Re: Dropping support for earlier Hadoop versions in Spark 2.0?

2015-11-21 Thread Sean Owen
On Fri, Nov 20, 2015 at 10:39 PM, Reynold Xin  wrote:
> I don't think we should look at it from only maintenance point of view --
> because in that case the answer is clearly supporting as few versions as
> possible (or just rm -rf spark source code and call it a day). It is a
> tradeoff between the number of users impacted and the maintenance burden.

The upside to supporting only newer versions is less maintenance (no
small thing given how sprawling the build is), but also more ability
to use newer functionality. The downside is of course not letting
older Hadoop users use the latest Spark.


> 1. Can Hadoop 2.6 client read Hadoop 2.4 / 2.3?

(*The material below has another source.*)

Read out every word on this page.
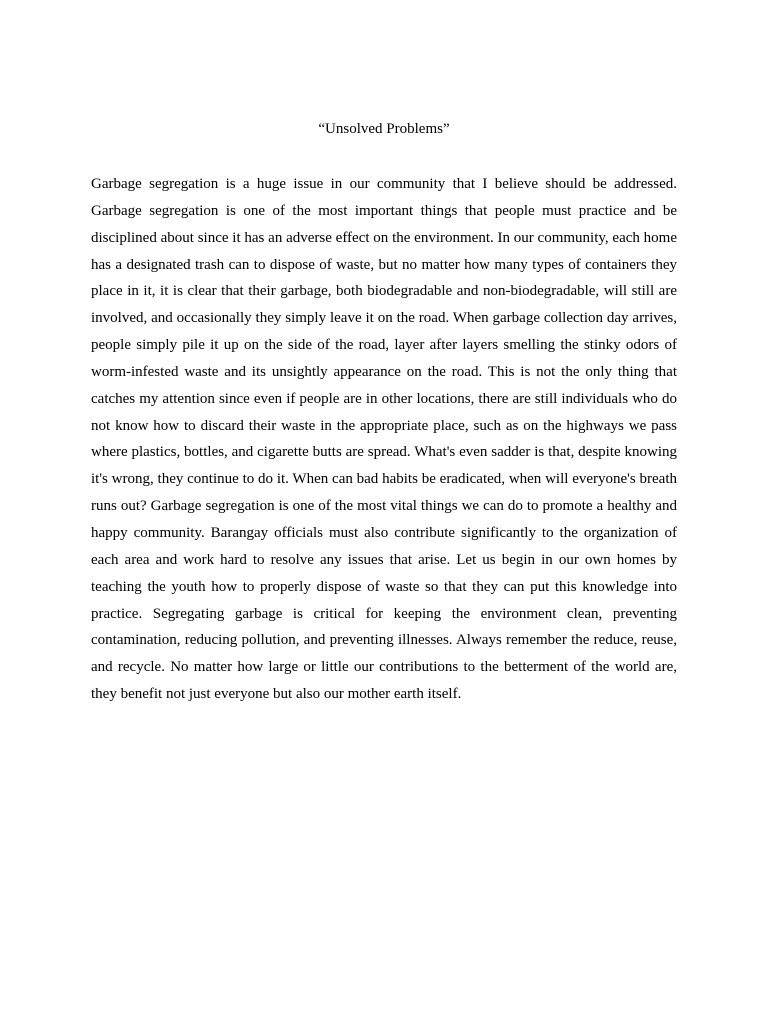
“Unsolved Problems”

Garbage segregation is a huge issue in our community that I believe should be addressed. Garbage segregation is one of the most important things that people must practice and be disciplined about since it has an adverse effect on the environment. In our community, each home has a designated trash can to dispose of waste, but no matter how many types of containers they place in it, it is clear that their garbage, both biodegradable and non-biodegradable, will still are involved, and occasionally they simply leave it on the road. When garbage collection day arrives, people simply pile it up on the side of the road, layer after layers smelling the stinky odors of worm-infested waste and its unsightly appearance on the road. This is not the only thing that catches my attention since even if people are in other locations, there are still individuals who do not know how to discard their waste in the appropriate place, such as on the highways we pass where plastics, bottles, and cigarette butts are spread. What's even sadder is that, despite knowing it's wrong, they continue to do it. When can bad habits be eradicated, when will everyone's breath runs out? Garbage segregation is one of the most vital things we can do to promote a healthy and happy community. Barangay officials must also contribute significantly to the organization of each area and work hard to resolve any issues that arise. Let us begin in our own homes by teaching the youth how to properly dispose of waste so that they can put this knowledge into practice. Segregating garbage is critical for keeping the environment clean, preventing contamination, reducing pollution, and preventing illnesses. Always remember the reduce, reuse, and recycle. No matter how large or little our contributions to the betterment of the world are, they benefit not just everyone but also our mother earth itself.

If the question is about HDFS, really, then I think the answer is
"yes". The big compatibility problem has been protobuf but all of 2.2+
is on 2.5.


> 3. Can Hadoop 2.6+ YARN work on older versions of YARN clusters?

Same client/server question? This is where I'm not as clear. I think
the answer is 'yes' to the extent you're using functionality that
existed in the older YARN. Of course, using some newer API vs old
clusters doesn't work.


> 4. (for Hadoop vendors) When did/will support for Hadoop 2.4 and below stop?
> To what extent do you care about running Spark on older Hadoop clusters.

CDH 5.3 = Hadoop 2.6, FWIW, which was out about a year ago. Support
continues for a long time in the sense that CDH 5 will be supported
for years. However, Spark 2 would never be shipped / supported in CDH
5. So, it's not an issue for Spark 2; Spark 2 will be "supported"
probably only vs Hadoop 3 or at least something later in 2.x than 2.6.

The question is here is really about whether Spark should specially
support, say, Spark 2 + CDH 5.0 or something. My experience so far is
that Spark has not really supported older vendor versions it claims
to, and I'd rather not pretend it does. So this doesn't strike me as a
great reason either.

This is roughly why supporting, say, 2.6 as a pretty safely recent
version seems like an OK place to draw the line 6-8 months from now.

-
To unsubscribe, e-mail: dev-unsubscr...@spark.apache.org
For additional commands, e-mail: dev-h...@spark.apache.org



Re: Dropping support for earlier Hadoop versions in Spark 2.0?

2015-11-21 Thread Steve Loughran

> On 20 Nov 2015, at 21:39, Reynold Xin  wrote:
> 
> OK I'm not exactly asking for a vote here :)
> 
> I don't think we should look at it from only maintenance point of view -- 
> because in that case the answer is clearly supporting as few versions as 
> possible (or just rm -rf spark source code and call it a day). It is a 
> tradeoff between the number of users impacted and the maintenance burden.
> 
> So a few questions for those more familiar with Hadoop:
> 
> 1. Can Hadoop 2.6 client read Hadoop 2.4 / 2.3? 
> 

yes, at HDFS 

There's some special cases with HDFS stopping a 2.2-2.5 client talking to 
Hadoop 2.6


-HDFS at rest encryption needs a client that can decode it (2.6.x+)
-HDFS erasure code will need a later version (2.8?)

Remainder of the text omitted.